Reinjection site selection involves a detailed evaluation of both reinjection formations and wells. While produced water reinjection in oilfields aims primarily to enhance recovery, current practices and standards in China focus mainly on gas field produced water. Existing standards specify detailed criteria for formation and well selection. Key considerations for reinjection formations include:
a. Storage capacity, ensuring sufficient volume to accommodate the planned injection;
b. Sealing and isolation performance, requiring effective caprock and prevention of migration through faults or surface outcrops;
c. Reinjection depth, to avoid potential impacts on shallow drinking-water resources.
Reinjection well selection emphasizes wellbore integrity, coordination with field development and injection zones, and strict avoidance of groundwater-sensitive areas. As well integrity failure is a major risk factor for produced water leakage and shallow groundwater contamination, existing standards impose stringent requirements on well design, corrosion protection, and cementing quality.
Prior to reinjection, produced water must undergo strict water quality control to ensure compatibility with formation water and reservoir rock, preventing damage caused by water sensitivity (salinity, acid, or alkali sensitivity). Incompatible water quality may result in scaling precipitation, clay mineral swelling, and pore blockage, thereby altering reservoir structure, reducing injectivity, increasing operational difficulty, and in extreme cases leading to reinjection well failure or caprock integrity loss. Poor water quality can also accelerate corrosion and scaling in injection systems and pipelines, reducing equipment performance and service life.

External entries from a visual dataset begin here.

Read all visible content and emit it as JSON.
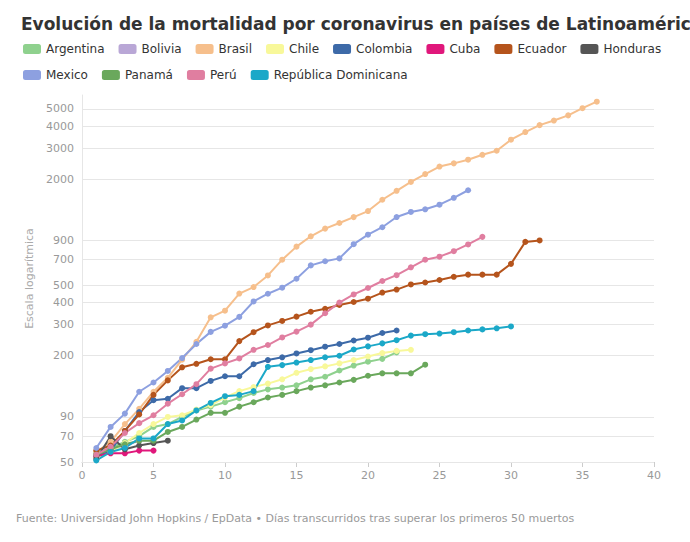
{
  "chart_data": {
    "type": "line",
    "title": "Evolución de la mortalidad por coronavirus en países de Latinoamérica",
    "y_label": "Escala logarítmica",
    "footer": "Fuente: Universidad John Hopkins / EpData • Días transcurridos tras superar los primeros 50 muertos",
    "log": "y",
    "grid": true,
    "legend": "top",
    "marker": "circle",
    "xlim": [
      0,
      40
    ],
    "xticks": [
      0,
      5,
      10,
      15,
      20,
      25,
      30,
      35,
      40
    ],
    "ylim": [
      50,
      6000
    ],
    "yticks": [
      50,
      70,
      90,
      200,
      300,
      400,
      500,
      700,
      900,
      2000,
      3000,
      4000,
      5000
    ],
    "series": [
      {
        "name": "Argentina",
        "color": "#8fd18e",
        "x": [
          1,
          2,
          3,
          4,
          5,
          6,
          7,
          8,
          9,
          10,
          11,
          12,
          13,
          14,
          15,
          16,
          17,
          18,
          19,
          20,
          21,
          22
        ],
        "values": [
          56,
          60,
          65,
          70,
          79,
          82,
          90,
          98,
          103,
          109,
          115,
          123,
          129,
          132,
          136,
          147,
          152,
          165,
          176,
          185,
          192,
          209
        ]
      },
      {
        "name": "Bolivia",
        "color": "#b9a7d6",
        "x": [
          1,
          2,
          3,
          4
        ],
        "values": [
          53,
          59,
          62,
          66
        ]
      },
      {
        "name": "Brasil",
        "color": "#f6bf8c",
        "x": [
          1,
          2,
          3,
          4,
          5,
          6,
          7,
          8,
          9,
          10,
          11,
          12,
          13,
          14,
          15,
          16,
          17,
          18,
          19,
          20,
          21,
          22,
          23,
          24,
          25,
          26,
          27,
          28,
          29,
          30,
          31,
          32,
          33,
          34,
          35,
          36
        ],
        "values": [
          57,
          65,
          82,
          100,
          125,
          150,
          190,
          240,
          330,
          360,
          450,
          490,
          570,
          700,
          830,
          950,
          1050,
          1130,
          1220,
          1320,
          1530,
          1720,
          1930,
          2140,
          2360,
          2460,
          2580,
          2750,
          2900,
          3350,
          3700,
          4050,
          4300,
          4600,
          5050,
          5500
        ]
      },
      {
        "name": "Chile",
        "color": "#f8f89a",
        "x": [
          1,
          2,
          3,
          4,
          5,
          6,
          7,
          8,
          9,
          10,
          11,
          12,
          13,
          14,
          15,
          16,
          17,
          18,
          19,
          20,
          21,
          22,
          23
        ],
        "values": [
          53,
          57,
          64,
          73,
          82,
          90,
          92,
          99,
          105,
          116,
          126,
          133,
          139,
          147,
          160,
          168,
          174,
          181,
          189,
          198,
          207,
          213,
          216
        ]
      },
      {
        "name": "Colombia",
        "color": "#3d6aa8",
        "x": [
          1,
          2,
          3,
          4,
          5,
          6,
          7,
          8,
          9,
          10,
          11,
          12,
          13,
          14,
          15,
          16,
          17,
          18,
          19,
          20,
          21,
          22
        ],
        "values": [
          54,
          58,
          75,
          96,
          112,
          114,
          131,
          131,
          144,
          153,
          153,
          179,
          189,
          196,
          206,
          215,
          225,
          233,
          244,
          253,
          269,
          278
        ]
      },
      {
        "name": "Cuba",
        "color": "#e0177b",
        "x": [
          1,
          2,
          3,
          4,
          5
        ],
        "values": [
          54,
          56,
          56,
          58,
          58
        ]
      },
      {
        "name": "Ecuador",
        "color": "#b5541c",
        "x": [
          1,
          2,
          3,
          4,
          5,
          6,
          7,
          8,
          9,
          10,
          11,
          12,
          13,
          14,
          15,
          16,
          17,
          18,
          19,
          20,
          21,
          22,
          23,
          24,
          25,
          26,
          27,
          28,
          29,
          30,
          31,
          32
        ],
        "values": [
          58,
          62,
          75,
          93,
          120,
          145,
          172,
          180,
          191,
          191,
          242,
          272,
          297,
          315,
          333,
          355,
          369,
          388,
          403,
          421,
          456,
          474,
          507,
          520,
          537,
          560,
          576,
          576,
          576,
          663,
          883,
          900
        ]
      },
      {
        "name": "Honduras",
        "color": "#555555",
        "x": [
          1,
          2,
          3,
          4,
          5,
          6
        ],
        "values": [
          52,
          70,
          59,
          62,
          64,
          66
        ]
      },
      {
        "name": "Mexico",
        "color": "#8da0e0",
        "x": [
          1,
          2,
          3,
          4,
          5,
          6,
          7,
          8,
          9,
          10,
          11,
          12,
          13,
          14,
          15,
          16,
          17,
          18,
          19,
          20,
          21,
          22,
          23,
          24,
          25,
          26,
          27
        ],
        "values": [
          60,
          79,
          94,
          125,
          141,
          164,
          194,
          233,
          273,
          296,
          332,
          406,
          449,
          486,
          546,
          650,
          686,
          712,
          857,
          970,
          1069,
          1221,
          1305,
          1351,
          1434,
          1569,
          1732
        ]
      },
      {
        "name": "Panamá",
        "color": "#6aa85c",
        "x": [
          1,
          2,
          3,
          4,
          5,
          6,
          7,
          8,
          9,
          10,
          11,
          12,
          13,
          14,
          15,
          16,
          17,
          18,
          19,
          20,
          21,
          22,
          23,
          24
        ],
        "values": [
          55,
          59,
          63,
          66,
          66,
          74,
          79,
          87,
          95,
          95,
          103,
          109,
          116,
          120,
          126,
          132,
          136,
          141,
          146,
          154,
          159,
          159,
          159,
          178
        ]
      },
      {
        "name": "Perú",
        "color": "#e07ea0",
        "x": [
          1,
          2,
          3,
          4,
          5,
          6,
          7,
          8,
          9,
          10,
          11,
          12,
          13,
          14,
          15,
          16,
          17,
          18,
          19,
          20,
          21,
          22,
          23,
          24,
          25,
          26,
          27,
          28
        ],
        "values": [
          55,
          61,
          73,
          83,
          92,
          107,
          121,
          138,
          169,
          181,
          193,
          216,
          230,
          254,
          274,
          300,
          348,
          400,
          445,
          484,
          530,
          572,
          634,
          700,
          728,
          782,
          854,
          943
        ]
      },
      {
        "name": "República Dominicana",
        "color": "#1ba8c8",
        "x": [
          1,
          2,
          3,
          4,
          5,
          6,
          7,
          8,
          9,
          10,
          11,
          12,
          13,
          14,
          15,
          16,
          17,
          18,
          19,
          20,
          21,
          22,
          23,
          24,
          25,
          26,
          27,
          28,
          29,
          30
        ],
        "values": [
          51,
          57,
          60,
          68,
          68,
          82,
          86,
          98,
          108,
          118,
          120,
          126,
          173,
          177,
          183,
          189,
          196,
          200,
          217,
          226,
          235,
          245,
          260,
          265,
          267,
          272,
          278,
          282,
          286,
          293
        ]
      }
    ]
  }
}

Current domestic standards for gas field produced water reinjection focus on key indicators such as pH, dissolved oxygen, oil content, suspended solids, sulfate-reducing bacteria, and iron bacteria, with detailed specifications provided in CNPC enterprise standards. In contrast, industry standards issued in the same period emphasize compatibility and injectivity, without specifying exact parameter limits. For oilfield reinjection, where pressure maintenance and enhanced recovery are critical, water quality requirements are generally more stringent.
To mitigate potential risks to groundwater, existing standards also strengthen operational management and shallow water monitoring. Operational management includes recording injection parameters (pressure, volume, and water quality) and regular inspection of well and injection system conditions. Monitoring focuses on dynamic surveillance of water quality in the reinjection area to ensure early detection and timely response to anomalies, thereby ensuring environmentally safe reinjection operations.